Comment les couples en concubinage sont-ils imposés ?
Séparément. L'addition des revenus prévue à l'art. 9 LIFD (DBG) ne concerne que les époux et les partenaires enregistrés. Chacun est taxé individuellement au tarif des personnes seules. Selon la répartition des revenus, cela peut être plus ou moins favorable qu'une taxation commune.
Quel est le montant de l'impôt sur les successions pour les partenaires de concubinage ?
C'est réglé par les cantons et c'est la plus grande différence financière avec le mariage pour les couples en concubinage. L'éventail va de l'exonération complète, en passant par l'exonération après un délai d'attente, jusqu'au tarif plein pour les non-parents. Les partenaires de vie sont totalement exonérés par exemple à Schwyz, aux Grisons (Graubünden) et à Zoug (Zug) ; Lucerne (Luzern) exonère après deux ans, Uri après cinq ans de ménage commun. Zurich (Zürich) ne connaît pas d'exonération, mais accorde une franchise de Fr. 50'000 après cinq ans — le tarif pour les non-parents s'applique au surplus. Vérifiez concrètement la réglementation de votre canton de domicile.
Les parents non mariés ont-ils automatiquement l'autorité parentale conjointe ?

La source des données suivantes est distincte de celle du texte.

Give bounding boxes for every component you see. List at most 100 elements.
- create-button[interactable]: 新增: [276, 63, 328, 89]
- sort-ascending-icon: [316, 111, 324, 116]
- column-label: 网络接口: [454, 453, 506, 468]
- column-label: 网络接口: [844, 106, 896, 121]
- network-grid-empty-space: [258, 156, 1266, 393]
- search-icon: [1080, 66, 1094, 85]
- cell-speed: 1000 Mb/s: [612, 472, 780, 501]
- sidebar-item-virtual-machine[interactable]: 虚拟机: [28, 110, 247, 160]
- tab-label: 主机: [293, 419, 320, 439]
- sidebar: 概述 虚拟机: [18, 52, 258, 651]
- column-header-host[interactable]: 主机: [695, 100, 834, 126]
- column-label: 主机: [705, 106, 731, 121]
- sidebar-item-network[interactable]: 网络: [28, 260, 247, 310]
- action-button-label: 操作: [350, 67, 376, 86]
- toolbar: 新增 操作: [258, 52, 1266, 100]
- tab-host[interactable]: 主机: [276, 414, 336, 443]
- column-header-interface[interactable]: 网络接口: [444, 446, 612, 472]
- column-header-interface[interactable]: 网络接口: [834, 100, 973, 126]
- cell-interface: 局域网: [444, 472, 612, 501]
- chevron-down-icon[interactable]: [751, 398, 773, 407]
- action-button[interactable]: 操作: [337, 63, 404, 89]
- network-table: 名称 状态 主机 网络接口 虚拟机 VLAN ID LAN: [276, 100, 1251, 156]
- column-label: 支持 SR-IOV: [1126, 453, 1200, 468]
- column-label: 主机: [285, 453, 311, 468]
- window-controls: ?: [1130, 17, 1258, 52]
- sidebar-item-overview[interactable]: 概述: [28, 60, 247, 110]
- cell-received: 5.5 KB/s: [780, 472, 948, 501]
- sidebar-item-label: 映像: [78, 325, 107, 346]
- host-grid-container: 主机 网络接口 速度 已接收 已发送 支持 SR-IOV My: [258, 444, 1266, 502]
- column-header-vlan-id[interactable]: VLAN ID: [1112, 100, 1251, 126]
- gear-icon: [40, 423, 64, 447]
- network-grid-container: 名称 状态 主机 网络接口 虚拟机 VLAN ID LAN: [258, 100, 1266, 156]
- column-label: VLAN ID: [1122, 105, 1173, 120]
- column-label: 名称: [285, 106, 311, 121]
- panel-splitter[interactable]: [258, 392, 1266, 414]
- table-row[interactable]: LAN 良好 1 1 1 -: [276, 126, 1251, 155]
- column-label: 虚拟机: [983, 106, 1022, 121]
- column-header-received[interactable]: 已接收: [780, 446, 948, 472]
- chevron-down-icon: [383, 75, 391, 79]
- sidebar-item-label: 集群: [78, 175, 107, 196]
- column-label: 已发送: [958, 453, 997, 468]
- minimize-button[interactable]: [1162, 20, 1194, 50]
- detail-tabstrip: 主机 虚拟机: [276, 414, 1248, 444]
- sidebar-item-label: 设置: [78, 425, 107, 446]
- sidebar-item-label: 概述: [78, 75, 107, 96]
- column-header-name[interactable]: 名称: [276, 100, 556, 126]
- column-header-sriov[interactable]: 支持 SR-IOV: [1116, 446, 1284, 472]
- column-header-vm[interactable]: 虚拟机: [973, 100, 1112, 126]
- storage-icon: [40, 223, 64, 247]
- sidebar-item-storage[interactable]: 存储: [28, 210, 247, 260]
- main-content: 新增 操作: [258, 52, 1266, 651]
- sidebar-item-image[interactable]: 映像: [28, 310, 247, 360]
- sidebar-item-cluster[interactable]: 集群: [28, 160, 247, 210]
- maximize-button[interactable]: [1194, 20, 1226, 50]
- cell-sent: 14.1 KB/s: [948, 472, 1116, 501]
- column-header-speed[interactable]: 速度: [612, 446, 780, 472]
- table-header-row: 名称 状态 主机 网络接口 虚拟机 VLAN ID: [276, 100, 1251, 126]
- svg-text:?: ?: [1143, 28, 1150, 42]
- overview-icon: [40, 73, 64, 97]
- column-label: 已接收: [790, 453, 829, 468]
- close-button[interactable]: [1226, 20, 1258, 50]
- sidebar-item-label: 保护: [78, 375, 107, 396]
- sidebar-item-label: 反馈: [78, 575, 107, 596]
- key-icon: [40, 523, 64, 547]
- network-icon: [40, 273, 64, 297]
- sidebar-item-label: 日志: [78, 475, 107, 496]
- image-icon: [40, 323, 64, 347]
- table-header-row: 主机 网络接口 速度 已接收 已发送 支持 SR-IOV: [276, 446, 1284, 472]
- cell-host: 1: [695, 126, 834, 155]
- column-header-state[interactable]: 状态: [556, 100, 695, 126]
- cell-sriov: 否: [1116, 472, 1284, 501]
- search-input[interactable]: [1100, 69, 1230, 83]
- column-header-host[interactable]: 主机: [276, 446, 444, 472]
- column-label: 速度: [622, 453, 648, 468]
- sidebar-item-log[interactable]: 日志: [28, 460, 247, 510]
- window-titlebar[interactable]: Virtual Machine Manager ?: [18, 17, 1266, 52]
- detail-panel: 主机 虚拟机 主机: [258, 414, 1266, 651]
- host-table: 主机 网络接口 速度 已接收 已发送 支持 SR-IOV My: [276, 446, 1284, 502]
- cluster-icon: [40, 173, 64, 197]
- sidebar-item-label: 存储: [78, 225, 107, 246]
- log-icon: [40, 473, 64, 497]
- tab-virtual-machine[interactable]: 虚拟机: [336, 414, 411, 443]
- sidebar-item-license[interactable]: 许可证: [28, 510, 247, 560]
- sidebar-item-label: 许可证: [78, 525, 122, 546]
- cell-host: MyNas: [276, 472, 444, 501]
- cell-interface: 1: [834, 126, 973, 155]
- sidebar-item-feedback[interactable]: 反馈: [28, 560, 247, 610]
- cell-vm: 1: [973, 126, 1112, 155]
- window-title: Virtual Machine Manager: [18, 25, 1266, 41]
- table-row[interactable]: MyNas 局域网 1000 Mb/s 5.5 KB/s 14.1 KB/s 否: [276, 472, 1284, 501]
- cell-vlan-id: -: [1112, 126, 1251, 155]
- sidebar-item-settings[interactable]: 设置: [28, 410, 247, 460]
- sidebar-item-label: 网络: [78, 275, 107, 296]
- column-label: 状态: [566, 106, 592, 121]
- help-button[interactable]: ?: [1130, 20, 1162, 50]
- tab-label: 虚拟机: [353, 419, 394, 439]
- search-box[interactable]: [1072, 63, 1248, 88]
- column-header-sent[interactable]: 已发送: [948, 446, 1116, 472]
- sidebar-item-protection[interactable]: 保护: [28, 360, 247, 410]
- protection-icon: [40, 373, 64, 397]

Non. Selon l'art. 298a CC, l'autorité parentale conjointe ne naît que par une déclaration commune des parents — devant l'office de l'état civil si elle est faite avec la reconnaissance de paternité, sinon devant l'autorité de protection de l'enfant. Tant que la déclaration n'a pas été faite, l'autorité parentale appartient à la mère seule.
Le contrat de concubinage doit-il être notarié ?

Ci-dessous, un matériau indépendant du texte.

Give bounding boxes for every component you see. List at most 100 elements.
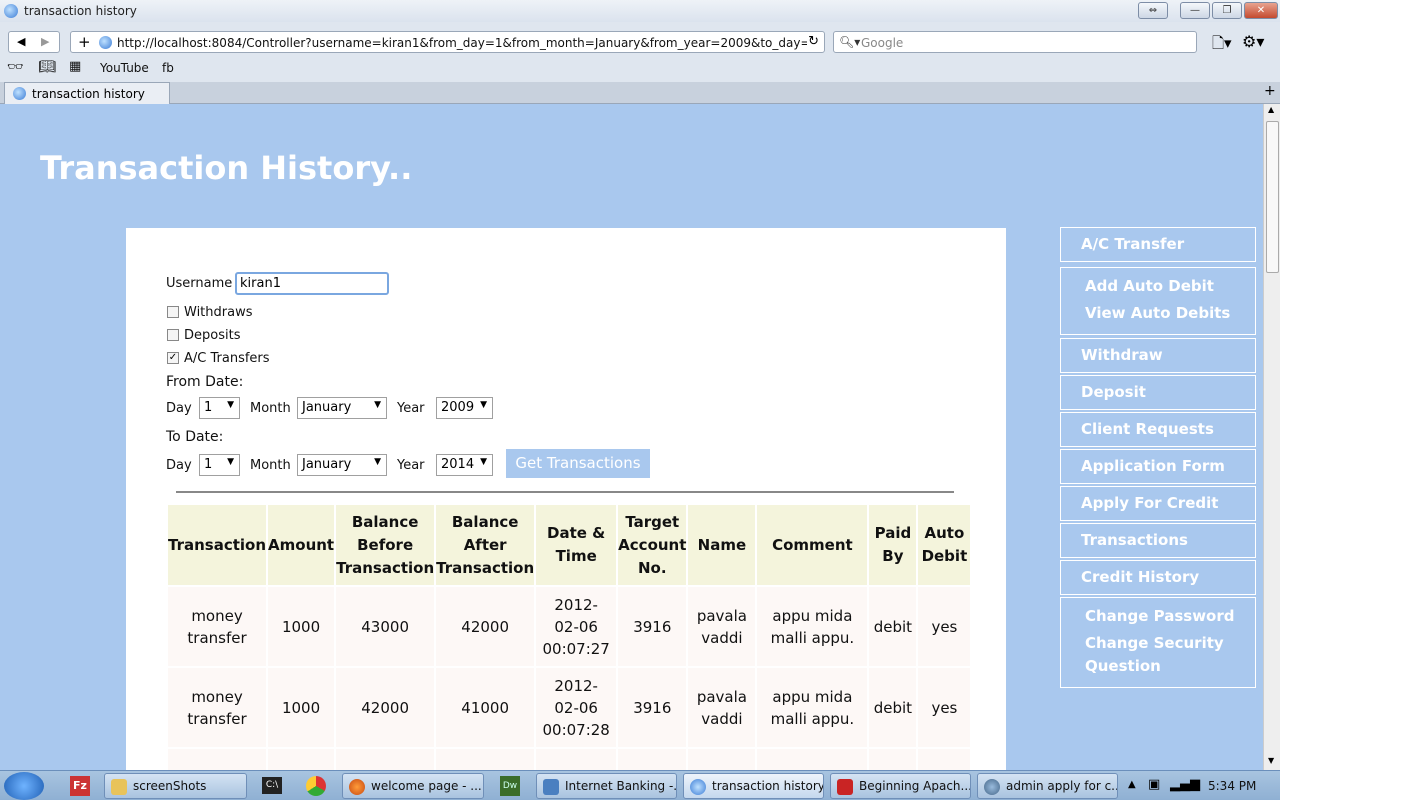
search-box[interactable]: 🔍︎▾ Google <box>833 31 1197 53</box>
taskbar-label: welcome page - ... <box>371 779 482 793</box>
taskbar-item-internet-banking[interactable]: Internet Banking -... <box>536 773 677 799</box>
table-cell: debit <box>869 668 917 747</box>
url-text[interactable]: http://localhost:8084/Controller?usernam… <box>117 36 807 50</box>
firefox-icon <box>349 779 365 795</box>
reading-glasses-icon[interactable]: 👓︎ <box>7 60 24 75</box>
cell-text-line: Amount <box>268 535 335 554</box>
sidebar-item-label[interactable]: Client Requests <box>1081 420 1214 438</box>
bookmark-fb[interactable]: fb <box>162 61 174 75</box>
back-arrow-icon[interactable]: ◀ <box>17 35 25 48</box>
sidebar-item[interactable]: Change Password Change Security Question <box>1060 597 1256 688</box>
scroll-down-icon[interactable]: ▼ <box>1268 756 1274 765</box>
taskbar-item-screenshots[interactable]: screenShots <box>104 773 247 799</box>
table-cell: debit <box>869 587 917 666</box>
book-icon[interactable]: 📖︎ <box>38 59 56 75</box>
sidebar-item-label[interactable]: Question <box>1085 657 1161 675</box>
get-transactions-button[interactable]: Get Transactions <box>506 449 650 478</box>
cell-text-line: Debit <box>921 547 968 565</box>
page-content: Transaction History.. Username kiran1 Wi… <box>0 104 1263 770</box>
sidebar-item[interactable]: A/C Transfer <box>1060 227 1256 262</box>
forward-arrow-icon[interactable]: ▶ <box>41 35 49 48</box>
command-prompt-icon[interactable]: C:\ <box>262 777 282 794</box>
cell-text-line: 02-06 <box>554 698 598 717</box>
sidebar-item-label[interactable]: A/C Transfer <box>1081 235 1184 253</box>
taskbar-item-transaction-history[interactable]: transaction history <box>683 773 824 799</box>
from-day-label: Day <box>166 401 192 416</box>
ac-transfers-checkbox[interactable]: ✓ <box>167 352 179 364</box>
sidebar-item-label[interactable]: Apply For Credit <box>1081 494 1218 512</box>
withdraws-checkbox[interactable] <box>167 306 179 318</box>
scroll-up-icon[interactable]: ▲ <box>1268 105 1274 114</box>
sidebar-item[interactable]: Credit History <box>1060 560 1256 595</box>
page-menu-icon[interactable]: 🗋▾ <box>1212 33 1232 58</box>
cell-text-line: 3916 <box>633 617 672 636</box>
dreamweaver-icon[interactable]: Dw <box>500 776 520 796</box>
filezilla-icon[interactable]: Fz <box>70 776 90 796</box>
to-year-select[interactable]: 2014 ▼ <box>436 454 493 476</box>
taskbar-item-welcome-page[interactable]: welcome page - ... <box>342 773 484 799</box>
sidebar-item[interactable]: Transactions <box>1060 523 1256 558</box>
sidebar-item-label[interactable]: View Auto Debits <box>1085 304 1230 322</box>
sidebar-item[interactable]: Deposit <box>1060 375 1256 410</box>
to-month-select[interactable]: January ▼ <box>297 454 387 476</box>
sidebar-item-label[interactable]: Transactions <box>1081 531 1188 549</box>
sidebar-item[interactable]: Client Requests <box>1060 412 1256 447</box>
table-cell: 43000 <box>336 587 435 666</box>
column-header: Amount <box>268 505 335 585</box>
sidebar-item[interactable]: Apply For Credit <box>1060 486 1256 521</box>
cell-text-line: Paid <box>874 524 912 542</box>
to-day-select[interactable]: 1 ▼ <box>199 454 240 476</box>
close-button[interactable]: ✕ <box>1244 2 1278 19</box>
new-tab-plus-icon[interactable]: + <box>78 33 91 51</box>
chrome-icon[interactable] <box>306 776 326 796</box>
tray-device-icon[interactable]: ▣ <box>1148 777 1160 792</box>
minimize-button[interactable]: — <box>1180 2 1210 19</box>
sidebar-item-label[interactable]: Change Security <box>1085 634 1224 652</box>
taskbar-label: Internet Banking -... <box>565 779 677 793</box>
cell-text-line: yes <box>931 617 958 636</box>
cell-text-line: yes <box>931 698 958 717</box>
from-month-label: Month <box>250 401 291 416</box>
maximize-button[interactable]: ❐ <box>1212 2 1242 19</box>
tab-transaction-history[interactable]: transaction history <box>4 82 170 104</box>
cell-text-line: 2012- <box>554 676 598 695</box>
sidebar-item-label[interactable]: Application Form <box>1081 457 1225 475</box>
table-cell: pavala vaddi <box>688 587 756 666</box>
scrollbar-thumb[interactable] <box>1266 121 1279 273</box>
sidebar-item[interactable]: Withdraw <box>1060 338 1256 373</box>
sidebar-item-label[interactable]: Change Password <box>1085 607 1235 625</box>
gear-icon[interactable]: ⚙▾ <box>1242 32 1264 51</box>
username-input[interactable]: kiran1 <box>235 272 389 295</box>
column-header: Target Account No. <box>618 505 687 585</box>
from-day-select[interactable]: 1 ▼ <box>199 397 240 419</box>
clock[interactable]: 5:34 PM <box>1208 779 1256 793</box>
sidebar-item[interactable]: Application Form <box>1060 449 1256 484</box>
table-cell <box>918 749 971 770</box>
restore-arrows-icon[interactable]: ⇔ <box>1138 2 1168 19</box>
apps-grid-icon[interactable]: ▦ <box>69 59 81 74</box>
bookmark-youtube[interactable]: YouTube <box>100 61 149 75</box>
cell-text-line: 41000 <box>461 698 510 717</box>
sidebar-item-label[interactable]: Withdraw <box>1081 346 1163 364</box>
taskbar-item-admin-apply[interactable]: admin apply for c... <box>977 773 1118 799</box>
from-year-select[interactable]: 2009 ▼ <box>436 397 493 419</box>
address-bar[interactable]: + http://localhost:8084/Controller?usern… <box>70 31 825 53</box>
tray-expand-icon[interactable]: ▲ <box>1128 779 1136 790</box>
start-button[interactable] <box>4 772 44 800</box>
from-month-select[interactable]: January ▼ <box>297 397 387 419</box>
taskbar-item-beginning-apache[interactable]: Beginning Apach... <box>830 773 971 799</box>
new-tab-icon[interactable]: + <box>1264 83 1276 99</box>
column-header: Auto Debit <box>918 505 971 585</box>
sidebar-item-label[interactable]: Add Auto Debit <box>1085 277 1214 295</box>
cell-text-line: 43000 <box>361 617 409 636</box>
reload-icon[interactable]: ↻ <box>808 34 819 49</box>
sidebar-item[interactable]: Add Auto Debit View Auto Debits <box>1060 267 1256 335</box>
sidebar-item-label[interactable]: Deposit <box>1081 383 1146 401</box>
cell-text-line: By <box>882 547 904 565</box>
network-signal-icon[interactable]: ▂▄▆ <box>1170 777 1200 792</box>
app-icon <box>984 779 1000 795</box>
from-year-value: 2009 <box>441 400 475 415</box>
vertical-scrollbar[interactable]: ▲ ▼ <box>1263 104 1280 770</box>
deposits-checkbox[interactable] <box>167 329 179 341</box>
sidebar-item-label[interactable]: Credit History <box>1081 568 1199 586</box>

Non. Selon l'art. 11 CO, les contrats ne sont soumis à une forme particulière que si la loi le prévoit — ce qui n'est pas le cas pour le contrat de concubinage. La forme écrite est vivement recommandée pour des raisons de preuve, mais elle n'est pas une condition de validité. Certains contenus exigent néanmoins une forme : les libéralités relevant du droit successoral requièrent un testament ou un pacte successoral, et le transfert de propriété immobilière requiert l'acte authentique.
Qu'advient-il du patrimoine commun en cas de séparation ?

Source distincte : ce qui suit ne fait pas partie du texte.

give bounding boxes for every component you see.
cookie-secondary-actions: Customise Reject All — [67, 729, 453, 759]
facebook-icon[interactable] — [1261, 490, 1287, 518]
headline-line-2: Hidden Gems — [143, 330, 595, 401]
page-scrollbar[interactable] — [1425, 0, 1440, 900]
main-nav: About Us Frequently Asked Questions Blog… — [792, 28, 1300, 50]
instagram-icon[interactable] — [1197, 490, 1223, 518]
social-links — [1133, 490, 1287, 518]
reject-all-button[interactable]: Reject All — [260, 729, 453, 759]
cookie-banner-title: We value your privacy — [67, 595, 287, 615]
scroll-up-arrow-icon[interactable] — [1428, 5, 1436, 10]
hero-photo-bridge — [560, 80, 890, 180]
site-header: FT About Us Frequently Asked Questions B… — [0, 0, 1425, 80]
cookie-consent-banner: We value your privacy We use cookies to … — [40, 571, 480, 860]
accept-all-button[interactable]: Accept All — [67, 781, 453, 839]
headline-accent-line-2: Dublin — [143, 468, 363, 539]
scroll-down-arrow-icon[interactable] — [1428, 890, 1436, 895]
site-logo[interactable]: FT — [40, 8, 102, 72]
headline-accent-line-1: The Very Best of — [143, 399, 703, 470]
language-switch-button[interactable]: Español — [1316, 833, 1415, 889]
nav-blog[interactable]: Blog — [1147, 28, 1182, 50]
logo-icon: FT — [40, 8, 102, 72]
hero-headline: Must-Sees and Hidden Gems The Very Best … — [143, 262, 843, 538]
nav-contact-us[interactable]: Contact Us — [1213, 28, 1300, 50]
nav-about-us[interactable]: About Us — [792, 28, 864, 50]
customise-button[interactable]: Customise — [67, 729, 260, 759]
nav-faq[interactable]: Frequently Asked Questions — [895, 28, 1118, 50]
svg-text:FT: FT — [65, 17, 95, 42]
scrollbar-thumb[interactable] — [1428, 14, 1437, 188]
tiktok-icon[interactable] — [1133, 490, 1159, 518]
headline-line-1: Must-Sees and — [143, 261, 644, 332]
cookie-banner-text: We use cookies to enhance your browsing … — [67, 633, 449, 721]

Aucun régime matrimonial ne règle le partage. Le Tribunal fédéral applique les règles de la société simple selon les circonstances concrètes. Le résultat peut surprendre : selon l'art. 533 al. 1 CO, à défaut de convention contraire, les associés ont une part égale au bénéfice et aux pertes, quelles que soient la nature et la valeur de leurs apports. Celui qui a apporté davantage devrait le fixer contractuellement.